In the 2000 Census, for example, 11% of the population counted in Baldwin County was incarcerated in multiple correctional facilities. Most of the facilities were located in Commissioner District 4. Because Baldwin County included the prison population when drawing its district boundaries, it inadvertently created a district in which 37% of the people were incarcerated, giving the actual residents of District 4 substantially more representation than other residents. (Additionally, 17% of Commissioner District 2 is comprised of incarcerated people from the since closed Scott State Prison.)

But Baldwin County is not the only county where the incarcerated population is being used to pad prison districts. Recent research by the Prison Policy Initiative revealed that Butts County, Coffee County, Dodge County, Evans County, Habersham County, Mitchell County, Treutlen County, Washington County, and Wayne County include the prison population for redistricting purposes, as well.

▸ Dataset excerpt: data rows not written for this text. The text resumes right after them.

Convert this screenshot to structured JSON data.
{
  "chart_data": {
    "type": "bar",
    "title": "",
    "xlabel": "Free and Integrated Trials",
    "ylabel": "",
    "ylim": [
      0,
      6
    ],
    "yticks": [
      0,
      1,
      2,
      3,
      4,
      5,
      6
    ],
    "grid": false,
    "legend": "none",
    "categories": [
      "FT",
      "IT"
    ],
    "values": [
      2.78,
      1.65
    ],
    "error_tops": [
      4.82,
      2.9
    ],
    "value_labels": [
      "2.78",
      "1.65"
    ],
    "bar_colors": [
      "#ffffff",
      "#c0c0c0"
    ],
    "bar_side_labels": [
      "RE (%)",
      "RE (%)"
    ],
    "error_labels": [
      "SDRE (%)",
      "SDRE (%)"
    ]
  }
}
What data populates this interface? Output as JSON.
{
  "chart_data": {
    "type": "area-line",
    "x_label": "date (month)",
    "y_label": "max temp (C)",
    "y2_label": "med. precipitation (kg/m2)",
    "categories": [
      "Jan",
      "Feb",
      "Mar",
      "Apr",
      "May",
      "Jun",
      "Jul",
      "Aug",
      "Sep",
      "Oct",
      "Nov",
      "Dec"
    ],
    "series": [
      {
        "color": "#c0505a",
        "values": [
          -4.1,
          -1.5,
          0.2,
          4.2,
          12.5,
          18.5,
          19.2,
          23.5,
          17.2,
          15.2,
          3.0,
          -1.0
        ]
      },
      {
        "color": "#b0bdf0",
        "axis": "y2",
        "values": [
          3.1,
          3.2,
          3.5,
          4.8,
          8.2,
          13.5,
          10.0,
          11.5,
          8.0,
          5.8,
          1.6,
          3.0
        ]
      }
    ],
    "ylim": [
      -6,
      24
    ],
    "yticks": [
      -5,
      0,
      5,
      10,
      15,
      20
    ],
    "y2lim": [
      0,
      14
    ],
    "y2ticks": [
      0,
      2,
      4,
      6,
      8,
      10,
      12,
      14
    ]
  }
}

As more counties and cities that host prisons become aware of the effect prison-based gerrymandering has on their democracy, many have chosen to exclude prisoners from the population counts used for redistricting to ensure all of their residents have equal representation in local government. One of those cities is inside Baldwin County. Most of Baldwin County’s prisons are in the city of Milledgeville, in fact, 26% of the city’s Census population is incarcerated. The last time Milledgeville drew city council districts, the city avoided prison-based gerrymandering by excluding the 2000 Census prison population. Because the districts lines were drawn based on the actual resident populations, everyone in Milledgeville has the same voice in City government, regardless of whether they have a prison in their district.

Garden City, as well as Calhoun County, Dooly County, Macon County, Tattnall County, Telfair County, and Wilcox County also use this approach in redistricting. By excluding prison populations when drawing their local governmental boundary lines, these local governments successfully avoided prison-based gerrymandering and ensured equal voting power for all of their residents.

Although it’s too late for the Census Bureau to bring an end to prison-based gerrymandering for the 2010 Census, there is plenty of time for them to change their methodology by the 2020 Census and to start counting incarcerated people at their last known home address, rather than at the correctional facility where they are detained. Until then, places like Baldwin County should follow the leading example of cities like Milledgeville by not including the prison population when drawing districts.